50 tastes of Gray

RICK NELSON | Updated 11/15/2012

Chef's sharp seasonal sensibilities elevate Lyn-Lake's Gray House.

"Welcome," our server said. "Tonight, all of your senses are going to be stimulated."

Insert eye roll, right? Only here's the thing: Twenty minutes into dinner at the Gray House, and I was eating my skepticism. With relish. Chef/owner Ian Gray calls his new Lyn-Lake place a gastropub -- he's channeling traits absorbed from several crawls through London's pubs -- but that label seems inadequate for cooking that frequently exudes so much aromatic, full-bodied flavor.

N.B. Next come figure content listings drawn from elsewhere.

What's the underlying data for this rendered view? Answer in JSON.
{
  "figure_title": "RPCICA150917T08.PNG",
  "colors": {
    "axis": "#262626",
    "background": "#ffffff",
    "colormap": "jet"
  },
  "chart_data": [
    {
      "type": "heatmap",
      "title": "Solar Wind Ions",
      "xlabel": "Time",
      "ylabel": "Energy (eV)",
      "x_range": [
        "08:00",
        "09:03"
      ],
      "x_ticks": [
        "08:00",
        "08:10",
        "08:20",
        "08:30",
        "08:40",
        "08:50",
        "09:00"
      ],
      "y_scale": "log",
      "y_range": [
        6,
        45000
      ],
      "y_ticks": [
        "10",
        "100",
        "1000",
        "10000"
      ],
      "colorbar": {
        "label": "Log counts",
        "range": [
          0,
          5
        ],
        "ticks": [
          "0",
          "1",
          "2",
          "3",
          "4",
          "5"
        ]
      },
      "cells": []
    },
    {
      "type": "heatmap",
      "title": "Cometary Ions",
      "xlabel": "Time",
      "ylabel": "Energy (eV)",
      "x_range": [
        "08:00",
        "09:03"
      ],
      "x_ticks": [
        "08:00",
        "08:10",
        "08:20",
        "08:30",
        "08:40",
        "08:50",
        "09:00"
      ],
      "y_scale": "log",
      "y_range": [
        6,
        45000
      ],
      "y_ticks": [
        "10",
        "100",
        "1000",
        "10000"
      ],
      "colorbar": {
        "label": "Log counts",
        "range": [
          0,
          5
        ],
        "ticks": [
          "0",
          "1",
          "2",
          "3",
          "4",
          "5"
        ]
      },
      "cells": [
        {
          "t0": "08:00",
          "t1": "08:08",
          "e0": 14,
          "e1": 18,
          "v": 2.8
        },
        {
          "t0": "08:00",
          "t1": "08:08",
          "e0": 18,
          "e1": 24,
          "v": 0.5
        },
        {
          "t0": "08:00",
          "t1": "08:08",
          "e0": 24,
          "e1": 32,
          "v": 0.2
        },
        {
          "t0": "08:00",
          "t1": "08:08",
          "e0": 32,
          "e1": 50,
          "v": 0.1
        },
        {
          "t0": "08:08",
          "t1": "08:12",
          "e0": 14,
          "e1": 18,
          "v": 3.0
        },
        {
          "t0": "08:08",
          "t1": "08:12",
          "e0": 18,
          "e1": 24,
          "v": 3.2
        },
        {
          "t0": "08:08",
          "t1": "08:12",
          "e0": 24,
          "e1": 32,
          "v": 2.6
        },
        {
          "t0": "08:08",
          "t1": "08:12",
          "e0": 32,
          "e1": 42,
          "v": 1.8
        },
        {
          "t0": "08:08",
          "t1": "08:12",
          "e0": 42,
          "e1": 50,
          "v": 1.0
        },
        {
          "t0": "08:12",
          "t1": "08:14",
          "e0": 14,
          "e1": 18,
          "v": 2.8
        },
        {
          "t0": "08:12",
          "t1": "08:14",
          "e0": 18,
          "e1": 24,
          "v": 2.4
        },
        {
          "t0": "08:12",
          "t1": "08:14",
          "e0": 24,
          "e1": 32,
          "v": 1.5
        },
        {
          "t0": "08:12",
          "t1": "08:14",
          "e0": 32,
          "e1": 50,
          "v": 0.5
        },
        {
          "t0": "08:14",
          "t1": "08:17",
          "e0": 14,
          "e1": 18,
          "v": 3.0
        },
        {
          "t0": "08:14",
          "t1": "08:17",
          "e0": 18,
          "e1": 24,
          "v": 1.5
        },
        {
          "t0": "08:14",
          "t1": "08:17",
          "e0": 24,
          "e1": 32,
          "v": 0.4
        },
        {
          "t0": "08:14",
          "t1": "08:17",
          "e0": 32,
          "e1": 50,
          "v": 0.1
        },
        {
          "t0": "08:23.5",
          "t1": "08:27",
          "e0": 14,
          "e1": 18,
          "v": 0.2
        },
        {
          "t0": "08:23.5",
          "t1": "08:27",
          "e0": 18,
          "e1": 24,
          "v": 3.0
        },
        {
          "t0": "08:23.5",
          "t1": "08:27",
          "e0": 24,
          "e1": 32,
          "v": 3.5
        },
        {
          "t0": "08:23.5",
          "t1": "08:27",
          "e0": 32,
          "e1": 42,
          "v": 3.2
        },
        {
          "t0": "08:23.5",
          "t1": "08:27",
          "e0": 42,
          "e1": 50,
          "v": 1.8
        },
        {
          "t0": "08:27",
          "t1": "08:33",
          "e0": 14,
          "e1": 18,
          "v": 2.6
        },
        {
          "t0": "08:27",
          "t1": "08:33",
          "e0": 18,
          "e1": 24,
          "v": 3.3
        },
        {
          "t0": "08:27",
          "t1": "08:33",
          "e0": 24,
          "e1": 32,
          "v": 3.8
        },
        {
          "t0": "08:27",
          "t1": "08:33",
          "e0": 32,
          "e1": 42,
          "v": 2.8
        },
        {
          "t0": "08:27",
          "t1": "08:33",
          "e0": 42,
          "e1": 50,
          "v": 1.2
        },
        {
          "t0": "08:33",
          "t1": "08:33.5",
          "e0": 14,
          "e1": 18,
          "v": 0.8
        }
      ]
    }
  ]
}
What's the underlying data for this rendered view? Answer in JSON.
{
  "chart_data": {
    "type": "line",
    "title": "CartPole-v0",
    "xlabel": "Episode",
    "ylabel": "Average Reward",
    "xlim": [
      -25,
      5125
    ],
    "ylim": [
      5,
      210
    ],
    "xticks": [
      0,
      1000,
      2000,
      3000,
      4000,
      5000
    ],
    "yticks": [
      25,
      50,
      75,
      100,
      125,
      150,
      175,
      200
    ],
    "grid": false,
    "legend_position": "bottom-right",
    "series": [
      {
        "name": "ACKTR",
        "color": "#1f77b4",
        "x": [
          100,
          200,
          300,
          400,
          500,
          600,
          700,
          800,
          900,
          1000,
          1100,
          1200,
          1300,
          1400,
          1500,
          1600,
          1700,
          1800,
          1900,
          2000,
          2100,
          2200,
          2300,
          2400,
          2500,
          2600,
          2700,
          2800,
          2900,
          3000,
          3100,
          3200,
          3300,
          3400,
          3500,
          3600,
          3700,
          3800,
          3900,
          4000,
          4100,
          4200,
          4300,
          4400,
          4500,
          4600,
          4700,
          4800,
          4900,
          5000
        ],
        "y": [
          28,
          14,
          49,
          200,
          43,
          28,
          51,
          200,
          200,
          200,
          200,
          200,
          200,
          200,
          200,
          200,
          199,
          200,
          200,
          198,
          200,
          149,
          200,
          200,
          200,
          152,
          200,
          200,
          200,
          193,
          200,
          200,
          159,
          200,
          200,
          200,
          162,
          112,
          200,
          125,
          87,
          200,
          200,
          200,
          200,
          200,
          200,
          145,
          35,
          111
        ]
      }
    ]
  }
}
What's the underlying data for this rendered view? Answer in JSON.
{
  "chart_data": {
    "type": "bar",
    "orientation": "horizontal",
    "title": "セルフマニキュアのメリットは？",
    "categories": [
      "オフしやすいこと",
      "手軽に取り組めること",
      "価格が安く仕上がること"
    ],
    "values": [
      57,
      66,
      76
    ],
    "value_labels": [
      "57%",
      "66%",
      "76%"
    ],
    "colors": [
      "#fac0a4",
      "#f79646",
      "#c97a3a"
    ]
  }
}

Then again, Gray's seasonally focused food is the dining equivalent of unpacking a much-loved winter wardrobe. There's chicken, roasted on the bone, swimming in succulent pan juices and doused in more herbs than the produce section at Lunds. Scallops are seared to a lustrous deep caramel brown and teased with candied bacon.

The heartiness of snappy skinned pork sausages is accentuated by cubes of roasted butternut squash and chewy white beans. There are hearty side dishes along the lines of carefully roasted Brussels sprouts, and a short list of appetizers is headlined by vibrant salads and a big, rustic bruschetta that is best described as a graduate course in ham sandwiches. If this is the way Gray responds to November's chills, then I can't wait to see how he reacts to January's frozen depths.

Gray and his crew keep their pastamaker busy, turning out long strands of bucatini and linguini, spiraled fusilli and wide ribbons of roughly cut maltagliati, all so expertly prepared that they could be relished with just a touch of butter or cheese. But Gray, 29 and a rising star, embellishes his pastas with assurance, whether he's juicing up forkfuls of tender chicken simmered with sweet, slow-cooked onions, or pairing figs with Wisconsin-raised ham hocks braised in Parmesan rinds.

It's fun to discover how Gray's idiosyncratic obsessions play out on his ever-evolving menu, whether it's bitter greens, or aromatics, or the deeply savory, mouth-melting young goat from Singing Hills Goat Dairy in Nerstand, Minn. The lamb-like meat is of such superior quality that Gray doesn't need to do much to unlock its wildly appealing flavor and texture.

Invoking little more than salt, pepper and know-how, Gray forever challenges pork's supremacy with ribs. Carefully charred thin-cut chops, dressed with pickled red onions and tangy yogurt (goat's milk, naturally), were similarly memorable. Still, the pinnacle might be the superb burger, a thick, juicy patty of that herbaceous ground goat meat, crowned with a slab of white Cheddar, its toasted brioche bun swiped with a lively tomato jam.

Another strategy is scouring the Minneapolis Farmers Market for offbeat ingredients. One recent find: Buying out a farmer's entire stash of ginger roots and stalks. Part of that unplanned bounty bumped up the fragrant broth that is the backbone of a soup brimming with kale, radishes, slurp-inducing udon noodles and dainty potstickers filled with roasted Hubbard squash. A percentage of it pepped up dices of velvety, coral-colored raw tuna, tiny gold grape tomatoes and bright basil and lemongrass accents, spooned over spears of grilled baguette. The rest found its way into a sage-apple-bacon fat mash that landed at Lucid Brewing, where it was infused into the brewery's golden Dyno beer. I lucked into its one-night-only appearance. The verdict? Awesome.

But it's when the subject turns to chiles and peppers that Gray is revealed as a true savant. For a guy who grew up here, Gray cooks as if he's lived his whole life near the equator -- but by not more evenly tempering his enthusiasm, he's steamrolling other, more nuanced qualities.

The bar brews a fine latté, but tea drinkers are out of luck. Sunday brunch leans overwhelmingly on the carbs and the spice levels. Desserts don't share the same pizzazz as their savory counterparts, with one exception: a compulsively appealing chocolate custard served in a glass jar. Turns out it's an homage to the phenomenal butterscotch budino at Isaac Becker's 112 Eatery.